The amount of unrecognized tax benefits at December 31, 2011
increased by $282 million in 2011 to $5,575 million. A reconciliation
of the beginning and ending amount of unrecognized tax benefits
is as follows:
($ in millions)
2011 2010 2009
Balance at January 1 $5,293 $4,790 $3,898
Additions based on tax positions
related to the current year 672 1,054 554
Additions for tax positions
of prior years 379 1,768 634
Reductions for tax positions
of prior years (including impacts
due to a lapse in statute) (538) (1,659) (277)

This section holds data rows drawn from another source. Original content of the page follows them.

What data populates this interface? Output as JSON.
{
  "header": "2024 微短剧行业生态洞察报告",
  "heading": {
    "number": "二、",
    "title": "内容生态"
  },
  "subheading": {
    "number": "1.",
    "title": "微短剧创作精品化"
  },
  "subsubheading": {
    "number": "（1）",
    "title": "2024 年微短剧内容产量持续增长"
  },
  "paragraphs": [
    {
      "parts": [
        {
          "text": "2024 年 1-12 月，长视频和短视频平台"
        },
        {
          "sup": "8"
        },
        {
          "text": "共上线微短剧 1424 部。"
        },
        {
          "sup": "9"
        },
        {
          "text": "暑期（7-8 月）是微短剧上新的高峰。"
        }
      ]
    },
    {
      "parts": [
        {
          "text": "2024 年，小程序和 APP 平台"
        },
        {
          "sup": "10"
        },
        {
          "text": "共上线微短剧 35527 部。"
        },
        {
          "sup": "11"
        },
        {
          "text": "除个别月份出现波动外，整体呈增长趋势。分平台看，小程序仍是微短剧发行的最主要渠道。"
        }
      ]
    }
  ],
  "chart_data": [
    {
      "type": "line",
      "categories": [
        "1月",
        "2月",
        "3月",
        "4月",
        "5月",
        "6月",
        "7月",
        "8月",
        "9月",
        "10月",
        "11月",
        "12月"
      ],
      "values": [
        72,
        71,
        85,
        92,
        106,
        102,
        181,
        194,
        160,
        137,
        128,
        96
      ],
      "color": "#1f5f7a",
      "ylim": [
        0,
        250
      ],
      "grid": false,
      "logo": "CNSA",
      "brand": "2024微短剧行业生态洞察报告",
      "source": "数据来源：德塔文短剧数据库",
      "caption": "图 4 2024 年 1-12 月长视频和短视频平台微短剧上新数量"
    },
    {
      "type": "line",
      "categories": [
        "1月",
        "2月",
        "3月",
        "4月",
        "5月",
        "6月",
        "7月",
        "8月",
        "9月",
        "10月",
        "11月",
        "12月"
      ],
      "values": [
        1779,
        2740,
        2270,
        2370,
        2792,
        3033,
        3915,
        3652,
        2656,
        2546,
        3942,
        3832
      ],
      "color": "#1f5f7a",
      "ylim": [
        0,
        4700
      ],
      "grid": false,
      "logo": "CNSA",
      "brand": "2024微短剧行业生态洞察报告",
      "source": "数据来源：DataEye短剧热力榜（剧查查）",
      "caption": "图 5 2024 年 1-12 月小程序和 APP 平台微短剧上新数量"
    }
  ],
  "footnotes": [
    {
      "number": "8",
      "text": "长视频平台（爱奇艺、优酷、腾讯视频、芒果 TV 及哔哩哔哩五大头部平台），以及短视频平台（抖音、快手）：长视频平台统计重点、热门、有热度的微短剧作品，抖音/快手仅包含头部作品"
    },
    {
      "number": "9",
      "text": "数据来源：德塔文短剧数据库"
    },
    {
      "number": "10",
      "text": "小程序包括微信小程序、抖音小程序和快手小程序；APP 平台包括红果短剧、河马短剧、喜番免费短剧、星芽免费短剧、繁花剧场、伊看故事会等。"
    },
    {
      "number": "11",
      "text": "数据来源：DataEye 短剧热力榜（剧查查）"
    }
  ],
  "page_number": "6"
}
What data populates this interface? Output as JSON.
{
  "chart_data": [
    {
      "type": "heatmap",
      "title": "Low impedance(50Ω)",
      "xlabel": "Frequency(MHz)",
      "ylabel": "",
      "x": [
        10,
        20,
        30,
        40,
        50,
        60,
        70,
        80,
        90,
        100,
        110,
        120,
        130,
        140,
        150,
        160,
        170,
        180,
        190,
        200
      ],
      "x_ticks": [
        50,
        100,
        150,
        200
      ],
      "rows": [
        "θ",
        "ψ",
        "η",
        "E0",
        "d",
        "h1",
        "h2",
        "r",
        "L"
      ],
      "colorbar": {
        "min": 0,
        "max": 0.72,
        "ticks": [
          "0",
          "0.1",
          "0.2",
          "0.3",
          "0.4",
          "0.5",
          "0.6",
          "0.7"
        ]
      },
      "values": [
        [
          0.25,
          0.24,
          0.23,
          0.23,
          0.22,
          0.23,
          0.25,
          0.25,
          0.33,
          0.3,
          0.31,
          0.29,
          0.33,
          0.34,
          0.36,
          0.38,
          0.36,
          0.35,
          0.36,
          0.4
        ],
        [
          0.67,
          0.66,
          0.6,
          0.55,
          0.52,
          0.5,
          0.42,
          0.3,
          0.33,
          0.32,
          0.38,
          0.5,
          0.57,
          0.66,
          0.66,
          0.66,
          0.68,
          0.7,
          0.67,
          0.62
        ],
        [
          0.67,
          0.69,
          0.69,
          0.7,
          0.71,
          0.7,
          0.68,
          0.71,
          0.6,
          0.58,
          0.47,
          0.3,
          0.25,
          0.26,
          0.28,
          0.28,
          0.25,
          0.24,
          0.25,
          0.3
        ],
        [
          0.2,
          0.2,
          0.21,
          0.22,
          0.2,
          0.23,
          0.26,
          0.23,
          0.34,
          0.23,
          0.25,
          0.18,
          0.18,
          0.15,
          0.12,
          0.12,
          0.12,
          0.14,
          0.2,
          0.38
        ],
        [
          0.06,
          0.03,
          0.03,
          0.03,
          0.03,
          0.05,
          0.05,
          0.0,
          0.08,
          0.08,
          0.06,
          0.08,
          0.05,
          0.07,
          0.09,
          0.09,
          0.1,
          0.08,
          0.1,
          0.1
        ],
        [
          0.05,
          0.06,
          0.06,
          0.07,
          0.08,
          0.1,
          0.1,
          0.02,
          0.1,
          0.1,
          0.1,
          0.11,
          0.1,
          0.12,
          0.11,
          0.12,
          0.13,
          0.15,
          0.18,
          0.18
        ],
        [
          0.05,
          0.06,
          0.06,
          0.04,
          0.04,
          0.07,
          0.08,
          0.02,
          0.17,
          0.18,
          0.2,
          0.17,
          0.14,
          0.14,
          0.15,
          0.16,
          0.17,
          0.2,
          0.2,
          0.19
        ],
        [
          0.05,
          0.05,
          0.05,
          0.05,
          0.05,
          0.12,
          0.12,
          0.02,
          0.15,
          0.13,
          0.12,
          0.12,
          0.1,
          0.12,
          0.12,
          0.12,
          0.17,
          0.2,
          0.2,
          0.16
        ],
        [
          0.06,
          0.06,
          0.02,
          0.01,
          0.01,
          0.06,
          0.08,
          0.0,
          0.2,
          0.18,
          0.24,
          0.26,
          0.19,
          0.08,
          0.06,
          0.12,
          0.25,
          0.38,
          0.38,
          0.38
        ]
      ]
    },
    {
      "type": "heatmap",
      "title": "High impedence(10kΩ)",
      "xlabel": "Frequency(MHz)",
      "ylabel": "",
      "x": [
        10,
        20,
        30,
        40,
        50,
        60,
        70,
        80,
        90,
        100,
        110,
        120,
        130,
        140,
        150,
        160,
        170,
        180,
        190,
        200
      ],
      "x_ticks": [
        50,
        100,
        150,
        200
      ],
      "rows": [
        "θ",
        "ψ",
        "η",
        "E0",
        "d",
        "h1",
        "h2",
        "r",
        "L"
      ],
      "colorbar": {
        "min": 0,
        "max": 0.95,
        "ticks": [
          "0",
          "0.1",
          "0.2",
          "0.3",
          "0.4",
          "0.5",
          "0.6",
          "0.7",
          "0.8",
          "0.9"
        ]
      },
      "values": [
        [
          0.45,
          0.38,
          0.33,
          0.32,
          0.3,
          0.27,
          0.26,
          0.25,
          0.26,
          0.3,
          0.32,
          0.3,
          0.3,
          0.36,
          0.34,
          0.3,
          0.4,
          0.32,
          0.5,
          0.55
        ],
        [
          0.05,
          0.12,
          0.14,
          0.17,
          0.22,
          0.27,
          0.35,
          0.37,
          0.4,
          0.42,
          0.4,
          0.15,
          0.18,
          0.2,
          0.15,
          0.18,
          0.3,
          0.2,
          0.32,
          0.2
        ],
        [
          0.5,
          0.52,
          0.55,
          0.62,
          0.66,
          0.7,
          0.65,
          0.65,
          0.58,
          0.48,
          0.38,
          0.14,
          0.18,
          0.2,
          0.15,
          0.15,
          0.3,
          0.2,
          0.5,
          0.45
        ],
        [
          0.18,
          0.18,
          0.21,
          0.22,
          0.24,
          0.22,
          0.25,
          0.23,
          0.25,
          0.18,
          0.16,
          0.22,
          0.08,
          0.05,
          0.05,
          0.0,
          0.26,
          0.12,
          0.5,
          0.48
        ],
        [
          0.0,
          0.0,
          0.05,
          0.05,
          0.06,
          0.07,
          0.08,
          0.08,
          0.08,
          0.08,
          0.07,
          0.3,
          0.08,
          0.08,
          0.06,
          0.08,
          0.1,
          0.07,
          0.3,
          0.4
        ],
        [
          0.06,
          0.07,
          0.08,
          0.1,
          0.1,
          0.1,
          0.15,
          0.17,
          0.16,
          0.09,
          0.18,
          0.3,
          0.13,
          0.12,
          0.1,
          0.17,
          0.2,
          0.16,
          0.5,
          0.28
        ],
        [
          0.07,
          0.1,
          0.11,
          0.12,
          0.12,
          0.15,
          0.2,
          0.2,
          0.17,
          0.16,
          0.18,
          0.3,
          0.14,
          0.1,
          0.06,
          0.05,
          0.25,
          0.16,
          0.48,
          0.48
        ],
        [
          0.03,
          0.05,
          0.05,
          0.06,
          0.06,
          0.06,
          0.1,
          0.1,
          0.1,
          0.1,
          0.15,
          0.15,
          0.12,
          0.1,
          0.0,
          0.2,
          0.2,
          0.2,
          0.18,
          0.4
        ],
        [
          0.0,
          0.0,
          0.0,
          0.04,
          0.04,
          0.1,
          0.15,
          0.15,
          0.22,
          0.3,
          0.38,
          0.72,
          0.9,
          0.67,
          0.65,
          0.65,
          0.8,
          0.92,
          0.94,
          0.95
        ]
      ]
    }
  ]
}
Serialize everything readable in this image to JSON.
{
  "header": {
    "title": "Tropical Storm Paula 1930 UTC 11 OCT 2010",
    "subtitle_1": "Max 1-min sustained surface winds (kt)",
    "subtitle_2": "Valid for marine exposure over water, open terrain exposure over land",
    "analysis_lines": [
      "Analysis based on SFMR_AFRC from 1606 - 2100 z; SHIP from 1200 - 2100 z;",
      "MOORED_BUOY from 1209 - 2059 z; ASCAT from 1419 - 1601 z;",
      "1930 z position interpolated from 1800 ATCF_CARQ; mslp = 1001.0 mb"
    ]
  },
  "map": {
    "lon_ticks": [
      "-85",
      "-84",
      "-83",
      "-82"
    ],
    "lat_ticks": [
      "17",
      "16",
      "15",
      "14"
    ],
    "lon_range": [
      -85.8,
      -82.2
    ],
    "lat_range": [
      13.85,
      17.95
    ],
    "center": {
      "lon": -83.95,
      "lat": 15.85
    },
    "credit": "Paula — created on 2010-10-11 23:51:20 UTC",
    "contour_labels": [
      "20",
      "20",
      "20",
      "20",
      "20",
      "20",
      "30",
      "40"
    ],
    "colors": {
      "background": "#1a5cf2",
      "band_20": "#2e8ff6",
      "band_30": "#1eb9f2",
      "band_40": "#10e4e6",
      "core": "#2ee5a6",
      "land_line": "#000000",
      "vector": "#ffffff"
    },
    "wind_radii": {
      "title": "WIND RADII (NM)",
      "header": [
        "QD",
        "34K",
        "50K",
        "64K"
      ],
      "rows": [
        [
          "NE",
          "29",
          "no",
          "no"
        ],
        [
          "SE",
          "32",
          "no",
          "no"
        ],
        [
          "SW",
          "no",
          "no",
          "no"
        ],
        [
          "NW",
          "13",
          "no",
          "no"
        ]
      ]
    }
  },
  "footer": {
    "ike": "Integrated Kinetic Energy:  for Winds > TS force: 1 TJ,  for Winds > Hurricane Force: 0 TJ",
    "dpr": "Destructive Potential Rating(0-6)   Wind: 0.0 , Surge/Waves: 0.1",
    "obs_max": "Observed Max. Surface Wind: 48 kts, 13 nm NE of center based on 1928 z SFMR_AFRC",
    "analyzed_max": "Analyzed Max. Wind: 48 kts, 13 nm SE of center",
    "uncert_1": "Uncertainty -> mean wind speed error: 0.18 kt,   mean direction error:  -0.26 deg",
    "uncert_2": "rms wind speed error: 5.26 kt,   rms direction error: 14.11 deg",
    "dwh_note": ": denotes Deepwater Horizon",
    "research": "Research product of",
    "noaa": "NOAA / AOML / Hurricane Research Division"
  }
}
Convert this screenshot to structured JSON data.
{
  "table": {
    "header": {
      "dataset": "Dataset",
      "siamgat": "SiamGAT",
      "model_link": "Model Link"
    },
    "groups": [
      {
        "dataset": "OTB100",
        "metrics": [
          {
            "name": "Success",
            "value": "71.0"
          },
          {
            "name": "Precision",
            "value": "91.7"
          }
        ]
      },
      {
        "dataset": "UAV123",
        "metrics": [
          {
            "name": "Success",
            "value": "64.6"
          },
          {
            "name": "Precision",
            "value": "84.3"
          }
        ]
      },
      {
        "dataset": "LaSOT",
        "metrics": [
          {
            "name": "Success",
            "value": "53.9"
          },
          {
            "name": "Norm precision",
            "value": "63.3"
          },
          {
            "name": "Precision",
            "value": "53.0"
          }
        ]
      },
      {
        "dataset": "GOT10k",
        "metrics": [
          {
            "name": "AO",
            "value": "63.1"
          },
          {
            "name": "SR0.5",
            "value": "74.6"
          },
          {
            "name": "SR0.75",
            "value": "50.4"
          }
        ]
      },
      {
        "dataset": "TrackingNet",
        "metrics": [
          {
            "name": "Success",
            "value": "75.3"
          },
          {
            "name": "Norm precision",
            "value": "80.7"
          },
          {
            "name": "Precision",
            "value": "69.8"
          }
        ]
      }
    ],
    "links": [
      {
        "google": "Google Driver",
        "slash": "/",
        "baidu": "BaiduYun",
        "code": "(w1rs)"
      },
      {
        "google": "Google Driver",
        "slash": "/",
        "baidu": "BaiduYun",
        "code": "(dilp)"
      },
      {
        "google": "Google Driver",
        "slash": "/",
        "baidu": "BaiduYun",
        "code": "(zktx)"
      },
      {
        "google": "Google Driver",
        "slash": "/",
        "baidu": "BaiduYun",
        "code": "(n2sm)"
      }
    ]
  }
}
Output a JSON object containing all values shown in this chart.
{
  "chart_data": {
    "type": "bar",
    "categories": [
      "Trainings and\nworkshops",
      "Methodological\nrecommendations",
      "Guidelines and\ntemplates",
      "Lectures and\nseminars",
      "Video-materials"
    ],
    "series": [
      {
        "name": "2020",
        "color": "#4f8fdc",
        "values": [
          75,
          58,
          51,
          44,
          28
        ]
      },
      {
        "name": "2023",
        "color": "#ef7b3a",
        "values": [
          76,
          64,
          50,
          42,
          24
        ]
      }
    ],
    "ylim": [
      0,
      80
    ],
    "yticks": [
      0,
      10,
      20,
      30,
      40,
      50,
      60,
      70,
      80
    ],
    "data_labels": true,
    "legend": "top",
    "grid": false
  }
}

Settlements (231) (660) (19)
Balance at December 31 $5,575 $5,293 $4,790
The additions to unrecognized tax benefits related to the current
and prior years are primarily attributable to non-U.S. issues, certain
tax incentives and credits, acquisition-related matters and state
issues. The settlements and reductions to unrecognized tax benefits
for tax positions of prior years are primarily related to non-U.S. audits
and to the conclusion of the IRS examination of the company’s
income tax returns for 2004 through 2007, related to the valuation
of certain intellectual property, as well as impacts due to lapses in
statutes of limitation.
In April 2010, the company appealed the determination of a non-
U.S. taxing authority with respect to certain foreign tax losses. The
tax benefit of these losses, approximately $1,475 million, had been
included in unrecognized tax benefits within 2010 additions for tax
positions of prior years. The tax benefit of these losses total $1,557
million as of December 31, 2011. The increase was driven by currency
and has been included in the 2011 additions for tax positions of prior
years. In April 2011, the company received notification that the appeal
had been denied. In June 2011, the company filed a lawsuit chal-
lenging this decision. No final determination has been reached on
this matter.
The liability at December 31, 2011 of $5,575 million can be reduced
by $485 million of offsetting tax benefits associated with the correlative
effects of potential transfer pricing adjustments, state income taxes
and timing adjustments. The net amount of $5,090 million, if recognized,
would favorably affect the companys effective tax rate. The net
amounts at December 31, 2010 and 2009 were $4,849 million and
$4,213 million, respectively.
Interest and penalties related to income tax liabilities are included
in income tax expense. During the year ended December 31, 2011, the
company recognized $129 million in interest expense and penalties; in
2010, the company recognized a $15 million benefit in interest expense
and penalties, and in 2009, the company recognized $193 million
in interest expense and penalties. The company has $461 million for
the payment of interest and penalties accrued at December 31, 2011
and had $374 million accrued at December 31, 2010.